Brian Moylan of The Guardian wrote, "There's a sense of melancholy heading into watching this episode of Hannibal. It's one unlike the typical sense of melancholy, the sense of steeling oneself for the dark and twisted turns of the series. This time around, it's the fact that, no matter how good the episode could be (and of course ends up being), it will have to take a back seat to the fact that NBC just cancelled Hannibal." Jonathon Dornbush of Entertainment Weekly wrote, "Hannibal has revealed its hand for season 3 at a measured pace, focusing its first few episodes on Hannibal's new life, followed then by the revelation that Will and Jack both survived 'Mizumono' and have followed him abroad." Chuck Bowen of Slant Magazine wrote, "The title of last night's episode of Hannibal, 'Aperitivo', is a reference to an alcoholic drink served at the beginning of a meal to stimulate the appetite. Correspondingly, the episode functions as a tone-setter and palette cleanser, sketching in the events that immediately transpired in the wake of the titular character's rampage at the end of the last season. Conventionally, this should have been the first episode of this season, but what fun would that be?"

Kayti Burt of Den of Geek gave the episode a perfect 5 star rating out of 5 and wrote, "Hannibal was notably (mostly) missing from this episode. His presence was felt in the damage he has left behind, but this Hannibal-shaped hole obviously lacks the same charisma of the real thing. However, it was nice to get a break from the Hannibal-and-Will story for one episode. Even if we are treated to some of the most intimately gruesome images of the series thus far, without Hannibal around, the dread factor (and my heart rate) stays considerably lower." Nick McHatton of TV Fanatic gave the episode a 4 star rating out of 5 and wrote, "This episode was something I had been looking forward to. I had been itching to learn who these people had become after being Hannibal's victims. They each have their scars, and they're each affected differently. However, I'm not enjoying who Will is becoming." Emma Dibdin of Digital Spy wrote, "So now, after this episode which must be the most Hannibal-light in Hannibal history, the stage is set for an extraordinarily bloody showdown in Italy. And really, what better kind of showdown is there than one in which at least three major characters may want to eat each other?"

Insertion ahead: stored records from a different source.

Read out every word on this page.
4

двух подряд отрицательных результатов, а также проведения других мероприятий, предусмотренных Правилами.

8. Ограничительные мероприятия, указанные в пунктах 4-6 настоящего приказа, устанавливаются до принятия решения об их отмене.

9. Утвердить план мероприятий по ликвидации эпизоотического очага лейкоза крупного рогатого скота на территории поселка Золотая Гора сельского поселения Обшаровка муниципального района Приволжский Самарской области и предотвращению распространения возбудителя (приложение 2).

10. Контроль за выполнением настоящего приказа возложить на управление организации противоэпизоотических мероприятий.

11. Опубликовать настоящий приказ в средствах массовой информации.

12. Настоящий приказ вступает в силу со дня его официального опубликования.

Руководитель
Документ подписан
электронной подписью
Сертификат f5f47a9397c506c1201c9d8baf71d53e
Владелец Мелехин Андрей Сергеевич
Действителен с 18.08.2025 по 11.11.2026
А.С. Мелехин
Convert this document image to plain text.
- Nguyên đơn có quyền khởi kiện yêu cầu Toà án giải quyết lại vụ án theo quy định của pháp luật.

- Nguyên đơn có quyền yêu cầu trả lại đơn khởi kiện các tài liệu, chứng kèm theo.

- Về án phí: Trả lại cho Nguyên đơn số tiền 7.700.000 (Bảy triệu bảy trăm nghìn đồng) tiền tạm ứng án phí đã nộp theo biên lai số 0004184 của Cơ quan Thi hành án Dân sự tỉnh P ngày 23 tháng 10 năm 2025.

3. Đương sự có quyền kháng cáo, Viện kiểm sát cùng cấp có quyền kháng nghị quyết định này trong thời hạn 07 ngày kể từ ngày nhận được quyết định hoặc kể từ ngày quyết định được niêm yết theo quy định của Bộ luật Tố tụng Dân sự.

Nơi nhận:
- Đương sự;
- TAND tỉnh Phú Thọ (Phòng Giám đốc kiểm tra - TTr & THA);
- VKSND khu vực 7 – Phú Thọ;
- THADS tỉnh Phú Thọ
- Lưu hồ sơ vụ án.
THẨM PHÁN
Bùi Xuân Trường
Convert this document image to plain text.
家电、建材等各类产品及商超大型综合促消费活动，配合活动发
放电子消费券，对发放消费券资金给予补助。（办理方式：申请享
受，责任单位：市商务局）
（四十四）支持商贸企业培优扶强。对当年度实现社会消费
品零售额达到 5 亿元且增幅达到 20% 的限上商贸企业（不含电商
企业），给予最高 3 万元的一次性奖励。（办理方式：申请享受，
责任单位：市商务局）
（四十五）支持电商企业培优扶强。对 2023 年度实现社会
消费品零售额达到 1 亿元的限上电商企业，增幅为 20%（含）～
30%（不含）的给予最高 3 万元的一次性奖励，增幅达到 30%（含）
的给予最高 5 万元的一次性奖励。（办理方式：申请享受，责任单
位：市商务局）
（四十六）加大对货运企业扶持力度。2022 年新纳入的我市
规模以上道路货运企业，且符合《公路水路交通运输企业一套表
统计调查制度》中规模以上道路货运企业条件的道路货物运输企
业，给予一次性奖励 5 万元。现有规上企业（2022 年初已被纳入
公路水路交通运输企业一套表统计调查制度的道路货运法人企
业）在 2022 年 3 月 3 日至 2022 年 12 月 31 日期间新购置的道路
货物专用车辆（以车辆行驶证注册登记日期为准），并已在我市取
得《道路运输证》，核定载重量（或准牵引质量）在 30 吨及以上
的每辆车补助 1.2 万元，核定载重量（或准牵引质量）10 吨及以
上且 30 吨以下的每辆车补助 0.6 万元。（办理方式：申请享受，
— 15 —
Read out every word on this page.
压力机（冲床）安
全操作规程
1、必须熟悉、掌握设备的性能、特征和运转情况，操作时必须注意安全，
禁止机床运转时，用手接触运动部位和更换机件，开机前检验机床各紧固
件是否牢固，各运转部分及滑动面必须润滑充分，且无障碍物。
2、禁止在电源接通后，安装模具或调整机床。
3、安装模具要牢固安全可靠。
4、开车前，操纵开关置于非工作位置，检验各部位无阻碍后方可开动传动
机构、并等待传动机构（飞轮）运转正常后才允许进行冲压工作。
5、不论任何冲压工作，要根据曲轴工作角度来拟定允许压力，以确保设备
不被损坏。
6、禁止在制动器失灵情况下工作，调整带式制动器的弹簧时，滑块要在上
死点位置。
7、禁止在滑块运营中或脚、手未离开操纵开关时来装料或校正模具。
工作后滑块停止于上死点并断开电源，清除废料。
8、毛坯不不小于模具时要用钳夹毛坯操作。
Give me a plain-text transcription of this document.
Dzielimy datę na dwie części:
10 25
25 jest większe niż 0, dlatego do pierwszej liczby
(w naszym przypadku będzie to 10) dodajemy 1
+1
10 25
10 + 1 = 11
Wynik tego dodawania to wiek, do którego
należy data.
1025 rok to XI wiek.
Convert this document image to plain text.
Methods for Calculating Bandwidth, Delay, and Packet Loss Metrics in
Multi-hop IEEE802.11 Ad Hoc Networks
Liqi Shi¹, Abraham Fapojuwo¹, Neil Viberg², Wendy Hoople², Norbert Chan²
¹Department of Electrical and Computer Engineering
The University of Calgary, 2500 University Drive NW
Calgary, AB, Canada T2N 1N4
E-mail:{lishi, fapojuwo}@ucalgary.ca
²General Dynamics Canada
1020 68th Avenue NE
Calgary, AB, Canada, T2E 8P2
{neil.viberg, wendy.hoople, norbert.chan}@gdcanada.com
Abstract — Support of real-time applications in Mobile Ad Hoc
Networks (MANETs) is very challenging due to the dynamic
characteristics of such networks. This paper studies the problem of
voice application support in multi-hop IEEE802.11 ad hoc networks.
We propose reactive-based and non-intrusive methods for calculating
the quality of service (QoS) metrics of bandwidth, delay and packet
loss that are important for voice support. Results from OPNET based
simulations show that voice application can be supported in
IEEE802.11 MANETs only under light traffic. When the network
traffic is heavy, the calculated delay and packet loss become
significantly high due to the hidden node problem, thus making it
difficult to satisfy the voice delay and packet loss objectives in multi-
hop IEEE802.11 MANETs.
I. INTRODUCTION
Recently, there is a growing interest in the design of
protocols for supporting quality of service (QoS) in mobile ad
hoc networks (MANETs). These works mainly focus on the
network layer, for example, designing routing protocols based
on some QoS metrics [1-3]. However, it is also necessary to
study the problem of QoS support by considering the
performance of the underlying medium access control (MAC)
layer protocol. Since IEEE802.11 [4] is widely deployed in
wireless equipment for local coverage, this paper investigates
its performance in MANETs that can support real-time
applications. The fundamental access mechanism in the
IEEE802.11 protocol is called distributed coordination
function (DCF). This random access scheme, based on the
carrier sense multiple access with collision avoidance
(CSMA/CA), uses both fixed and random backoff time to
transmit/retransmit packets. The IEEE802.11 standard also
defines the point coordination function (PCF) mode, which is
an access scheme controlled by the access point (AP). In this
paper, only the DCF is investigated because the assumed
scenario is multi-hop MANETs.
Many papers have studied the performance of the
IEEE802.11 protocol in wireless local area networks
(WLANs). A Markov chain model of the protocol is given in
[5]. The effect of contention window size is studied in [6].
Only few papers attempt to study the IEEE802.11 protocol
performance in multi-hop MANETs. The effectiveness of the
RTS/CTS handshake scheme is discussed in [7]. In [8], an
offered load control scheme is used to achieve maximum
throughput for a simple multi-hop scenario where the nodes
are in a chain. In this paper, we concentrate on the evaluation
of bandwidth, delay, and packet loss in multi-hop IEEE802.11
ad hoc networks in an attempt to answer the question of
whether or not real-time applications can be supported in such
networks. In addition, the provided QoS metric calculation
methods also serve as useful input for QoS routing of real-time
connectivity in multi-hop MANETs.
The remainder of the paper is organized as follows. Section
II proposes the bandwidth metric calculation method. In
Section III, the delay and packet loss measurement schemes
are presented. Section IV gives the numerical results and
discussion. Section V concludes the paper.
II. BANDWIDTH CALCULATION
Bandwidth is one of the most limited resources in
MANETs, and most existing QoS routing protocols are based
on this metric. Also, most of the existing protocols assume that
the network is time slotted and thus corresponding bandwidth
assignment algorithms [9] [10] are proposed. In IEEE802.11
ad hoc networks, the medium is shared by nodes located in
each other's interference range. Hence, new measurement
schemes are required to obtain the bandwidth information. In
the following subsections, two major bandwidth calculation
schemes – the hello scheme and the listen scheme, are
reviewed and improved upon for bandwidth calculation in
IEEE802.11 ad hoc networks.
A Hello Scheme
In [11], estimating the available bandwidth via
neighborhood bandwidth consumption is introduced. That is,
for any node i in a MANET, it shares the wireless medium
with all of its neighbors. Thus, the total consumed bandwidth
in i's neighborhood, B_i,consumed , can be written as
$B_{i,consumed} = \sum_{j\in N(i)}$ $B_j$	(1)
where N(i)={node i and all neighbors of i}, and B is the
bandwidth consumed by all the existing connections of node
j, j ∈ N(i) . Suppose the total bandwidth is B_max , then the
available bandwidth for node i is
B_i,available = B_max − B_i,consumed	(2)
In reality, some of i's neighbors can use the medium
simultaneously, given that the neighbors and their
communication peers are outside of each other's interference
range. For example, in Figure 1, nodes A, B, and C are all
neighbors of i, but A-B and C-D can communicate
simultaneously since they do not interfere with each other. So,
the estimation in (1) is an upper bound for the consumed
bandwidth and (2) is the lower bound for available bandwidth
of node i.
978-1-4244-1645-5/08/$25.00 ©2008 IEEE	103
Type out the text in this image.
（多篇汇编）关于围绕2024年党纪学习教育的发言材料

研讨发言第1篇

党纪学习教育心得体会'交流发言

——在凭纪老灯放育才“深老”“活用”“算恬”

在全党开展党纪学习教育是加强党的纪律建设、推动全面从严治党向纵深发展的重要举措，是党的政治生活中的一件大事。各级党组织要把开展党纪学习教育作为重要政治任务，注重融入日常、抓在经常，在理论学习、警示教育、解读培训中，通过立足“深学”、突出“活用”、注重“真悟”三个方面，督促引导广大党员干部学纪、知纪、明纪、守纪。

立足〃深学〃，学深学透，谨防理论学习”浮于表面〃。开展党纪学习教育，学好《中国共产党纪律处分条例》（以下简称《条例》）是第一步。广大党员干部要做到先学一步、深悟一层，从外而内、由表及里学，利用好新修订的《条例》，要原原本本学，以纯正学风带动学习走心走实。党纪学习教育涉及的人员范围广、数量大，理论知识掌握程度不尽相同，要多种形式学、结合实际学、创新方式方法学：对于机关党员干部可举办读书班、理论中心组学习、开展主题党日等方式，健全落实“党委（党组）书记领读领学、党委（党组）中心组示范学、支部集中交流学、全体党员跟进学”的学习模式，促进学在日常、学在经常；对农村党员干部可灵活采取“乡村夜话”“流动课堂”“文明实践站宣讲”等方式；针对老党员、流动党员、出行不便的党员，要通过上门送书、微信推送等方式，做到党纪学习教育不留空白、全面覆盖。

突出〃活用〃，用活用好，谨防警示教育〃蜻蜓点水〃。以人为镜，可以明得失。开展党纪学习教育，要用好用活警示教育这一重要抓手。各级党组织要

Adam Lehrer of Forbes wrote, "In the first three episodes of the season, we as viewers did not know why exactly Will was in Europe looking for Hannibal. Was he there because he missed Hannibal? Needed to talk things out? Wanted to kill him in cold blood? Now we do know. Though it was confirmed in this episode how deeply Will feels for Hannibal, it appears that his commitment to justice has taken precedence. Despite the bizarre and unlikely interactions between altruistic characters like Alana and repulsive ones like Mason all conspiring to bring Hannibal down, Will knows that he alone can bring Hannibal to justice. Whether the show ends this season or not, I believe we are about to get a very exciting ending to this chapter in the story of Hannibal Lecter." Britt Hayes of ScreenCrush wrote, "The end of the episode adds further complexity to Will's mental state: while he's still enamored with his 'friend' and needs to reunite with Hannibal in order to reconcile his confused feelings, he remains morally clear. What Will needs is closure."